Now, my last boyfriend wasn’t ready. Younger than me in spirit and years, kids weren’t on his radar. I hung out. Crossing the fingers. Until it just got too yucky. Too weird. Too off in how I played with children and wanted to put the extenders in my dining room table and have giant clumps of family units over for dinners while he’d prefer to be exploring his psyche in Joshua Tree with the help of artisanal gummie hallucinogens. No judgement, just different stages. I couldn’t be mad. At his age, I was dating and writing poems about a guy who drank Malibu Rum without irony and wore artful scarves. We all have our things to work through.
But now I’m here. I have choices. I can trick my face into the past, I can trick my body into the future. But what do I do with my psyche where a fortyish single lady lives? Even if the lady gets carded when buying a bottle of wine, where do mature dreams go if she hasn’t found her partner? And if you go and jump on the tweaking and chasing youth bandwagon, because it’s hella competitive out here, what are you saying to yourself? Frances McDormand -it and hope for the best? If you have a chunk of change, how do you budget for your reproductive future? Do you drop it on upkeep and sexpot-ifying or wrap up your genetics in a prayer? In the game of life by Milton Bradley, these were not on the wheel of choices. This is modern and this is confusing and I don’t want to feel like I’m driving an Amish buggy with keeping my body naturally synched. Modern womaning has never been more confusing to me, because I haven’t ‘settled down’ (never understood this phrase, as raising a family seems like the most hectic thing ever).
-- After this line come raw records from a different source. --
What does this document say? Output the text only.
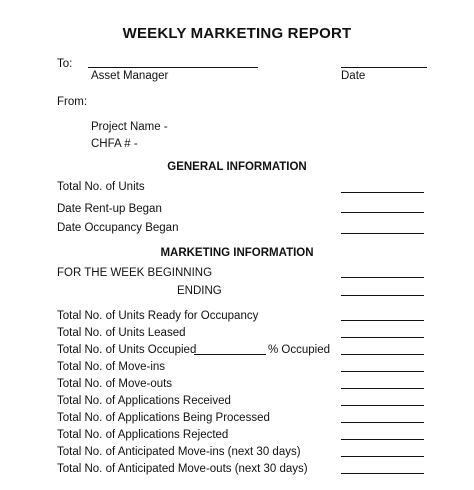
WEEKLY MARKETING REPORT
To:
Asset Manager	Date
From:
Project Name -
CHFA # -
GENERAL INFORMATION
Total No. of Units
Date Rent-up Began
Date Occupancy Began
MARKETING INFORMATION
FOR THE WEEK BEGINNING
ENDING
Total No. of Units Ready for Occupancy
Total No. of Units Leased
Total No. of Units Occupied	% Occupied
Total No. of Move-ins
Total No. of Move-outs
Total No. of Applications Received
Total No. of Applications Being Processed
Total No. of Applications Rejected
Total No. of Anticipated Move-ins (next 30 days)
Total No. of Anticipated Move-outs (next 30 days)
I am not financially astute. I’m a writer. My mom is getting scared, my mom also always worked my whole life, so some money to manipulate biology is there. Without that, there is no choice. This circle jerk of independence, also infantilizing. Maybe I just need a vacation. But that isn’t something that tracks or offers proof, results, tangible futures.
So for now I will research my choices. Which is to receive her offer or not. She wouldn’t pay for botox anyway. Her Midwestern farm self refused fake lady things and rubbed itself all over my identity. Which is why I didn’t audition for Uruguay. Where should I have booked it, I’d have taken the money and taken a rest. So I could hear myself think. And in the quiet, stop being numb. Even if my face was.